Pit-1/GHF-1 (Pit-1) transcription factors promote the gene expressions for growth hormone (GH), prolactin (PRL), and the beta chain of thyroid-stimulating hormone in vertebrate pituitary glands. The present study analyzed the nature of chicken Pit-1s (cPit-1s) and their developmental expressions in the pituitary. Chicken pituitary expressed two cPit-1 mRNAs encoding cPit-1alpha and cPit-1gamma composed of 335 and 327 amino acid residues, respectively. They possessed different N-terminal regions and the common C-terminal regions containing a POU-specific domain and a POU homeodomain. Northern blot analysis revealed the pituitary-specific expressions of these Pit-1 mRNAs, and the Pit-1alpha mRNA expressions were two to three times higher than those for Pit-1gamma in both cephalic and caudal lobes of the pituitary. The cPit-1alpha and gamma mRNA expressions simultaneously increased after hatching until 4 weeks and then slightly decreased at 5 weeks. Similar gene expression profiles were observed for GH and PRL during the posthatch developmental period.

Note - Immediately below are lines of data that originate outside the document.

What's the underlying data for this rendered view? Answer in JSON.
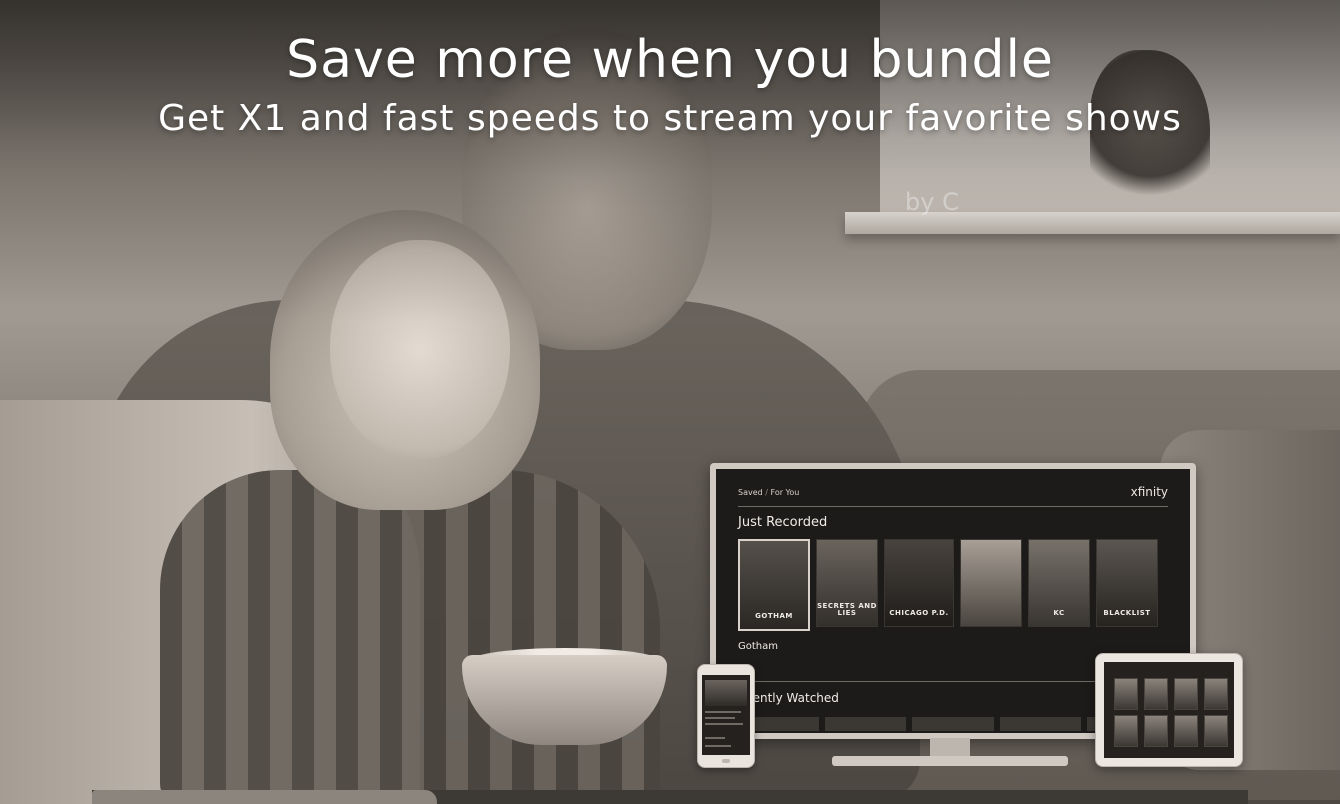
{
  "headline": {
    "title": "Save more when you bundle",
    "subtitle": "Get X1 and fast speeds to stream your favorite shows"
  },
  "watermark": "by C",
  "tv": {
    "nav_saved": "Saved",
    "nav_separator": "/",
    "nav_for_you": "For You",
    "brand": "xfinity",
    "section_just_recorded": "Just Recorded",
    "posters": [
      "GOTHAM",
      "SECRETS AND LIES",
      "CHICAGO P.D.",
      "",
      "KC",
      "BLACKLIST"
    ],
    "selected_title": "Gotham",
    "section_recently_watched": "cently Watched"
  },
  "colors": {
    "headline_text": "#ffffff",
    "tv_screen": "#1d1b19",
    "device_frame": "#cfc9c2"
  }
}
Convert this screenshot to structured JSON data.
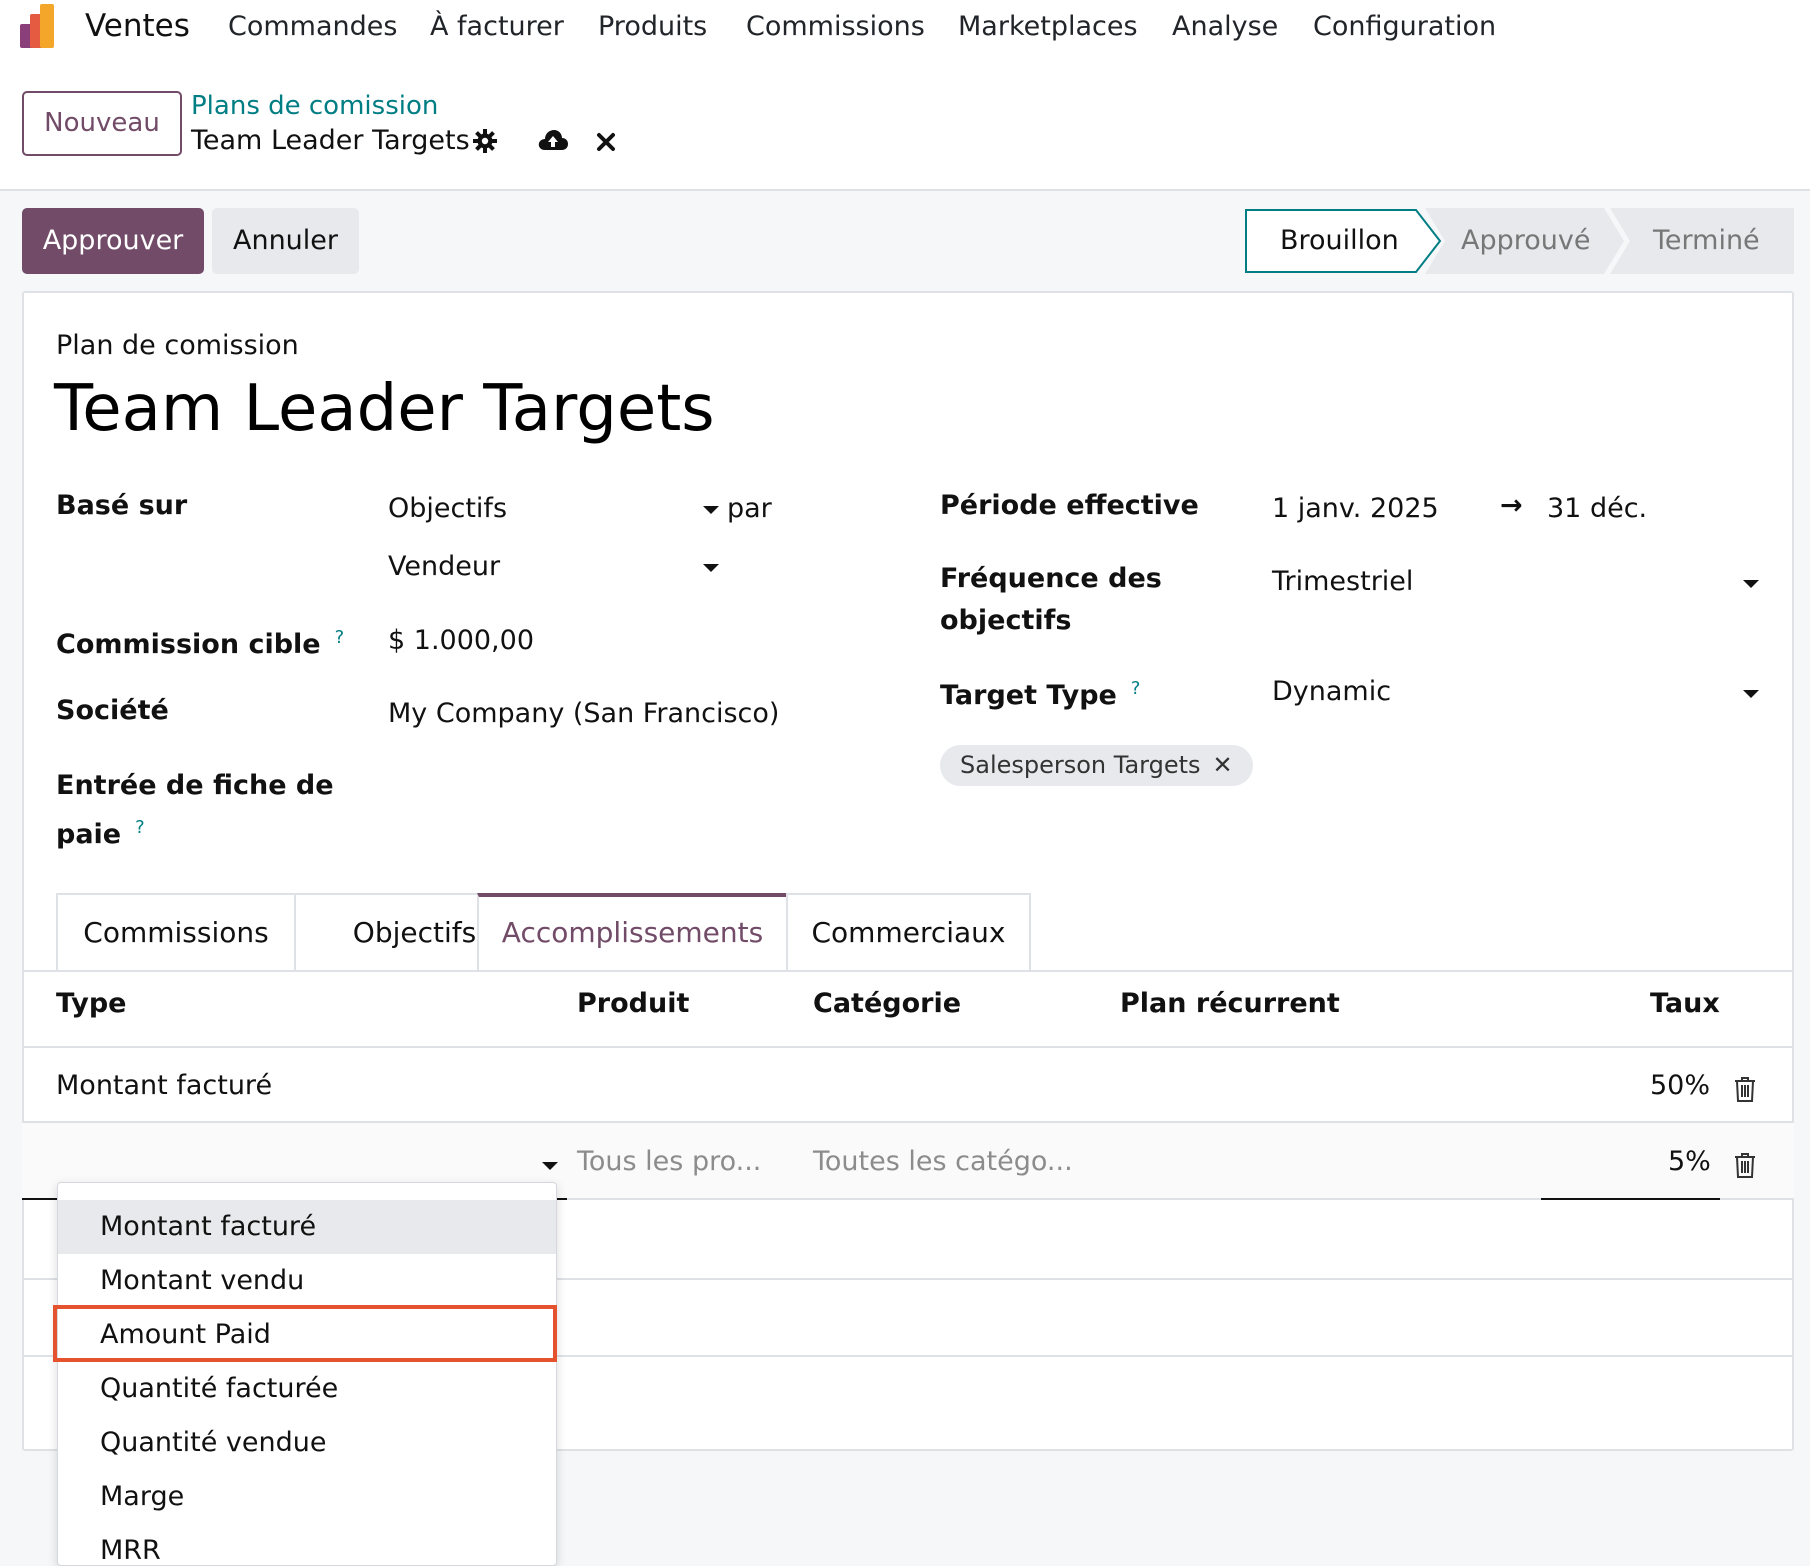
{
  "navbar": {
    "app_name": "Ventes",
    "menu": [
      "Commandes",
      "À facturer",
      "Produits",
      "Commissions",
      "Marketplaces",
      "Analyse",
      "Configuration"
    ]
  },
  "control_panel": {
    "new_button": "Nouveau",
    "breadcrumb_parent": "Plans de comission",
    "breadcrumb_current": "Team Leader Targets"
  },
  "statusbar": {
    "approve_button": "Approuver",
    "cancel_button": "Annuler",
    "stages": [
      "Brouillon",
      "Approuvé",
      "Terminé"
    ],
    "current_stage": "Brouillon"
  },
  "form": {
    "subtitle": "Plan de comission",
    "title": "Team Leader Targets",
    "based_on_label": "Basé sur",
    "based_on_value": "Objectifs",
    "by_text": "par",
    "by_value": "Vendeur",
    "target_commission_label": "Commission cible",
    "target_commission_value": "$ 1.000,00",
    "company_label": "Société",
    "company_value": "My Company (San Francisco)",
    "payslip_label_line1": "Entrée de fiche de",
    "payslip_label_line2": "paie",
    "period_label": "Période effective",
    "period_start": "1 janv. 2025",
    "period_arrow": "→",
    "period_end": "31 déc.",
    "frequency_label_line1": "Fréquence des",
    "frequency_label_line2": "objectifs",
    "frequency_value": "Trimestriel",
    "target_type_label": "Target Type",
    "target_type_value": "Dynamic",
    "tag": "Salesperson Targets",
    "help_mark": "?"
  },
  "tabs": [
    "Commissions",
    "Objectifs",
    "Accomplissements",
    "Commerciaux"
  ],
  "active_tab": "Accomplissements",
  "table": {
    "headers": [
      "Type",
      "Produit",
      "Catégorie",
      "Plan récurrent",
      "Taux"
    ],
    "rows": [
      {
        "type": "Montant facturé",
        "product": "",
        "category": "",
        "recurring": "",
        "rate": "50%"
      }
    ],
    "edit_row": {
      "product_placeholder": "Tous les pro...",
      "category_placeholder": "Toutes les catégo...",
      "rate": "5%"
    }
  },
  "dropdown": {
    "options": [
      "Montant facturé",
      "Montant vendu",
      "Amount Paid",
      "Quantité facturée",
      "Quantité vendue",
      "Marge",
      "MRR"
    ],
    "hovered": "Montant facturé",
    "highlighted": "Amount Paid"
  },
  "colors": {
    "primary": "#714B67",
    "link": "#017e84",
    "highlight": "#e4532e"
  }
}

Synthesis of turkey Pit-1 mRNA variants by alternative splicing and transcription initiation

The gene encoding turkey Pit-1/GHF-1 (tPit-1) spans approximately 12 kilobases (kb) and consists of 7 exons. One exon, which is located between exons 2 and 3, is designated exon 2a and codes for 38 amino acids not found in mammalian Pit-1. Because all tPit-1 variants contain exon 2a, they are denoted with an asterisk (*) to distinguish them from comparable mammalian Pit-1s. Three tPit-1 variants are generated by alternative splicing and transcription initiation. Splicing of exon 1 to an alternative acceptor splice site in exon 2 results in a 28 amino acid insertion in tPit-1beta* relative to tPit-1*. A transcript unique to the turkey has been identified by RT-PCR and RNase mapping. This transcript, designated tPit-1W*, arises following transcription initiation upstream of the alternative acceptor splice site in exon 2. In turkey pituitary, the mRNA for the tPit-1* variant is the most abundant, the tPit-1W* variant is intermediate, and the tPit-1beta* variant is the least abundant.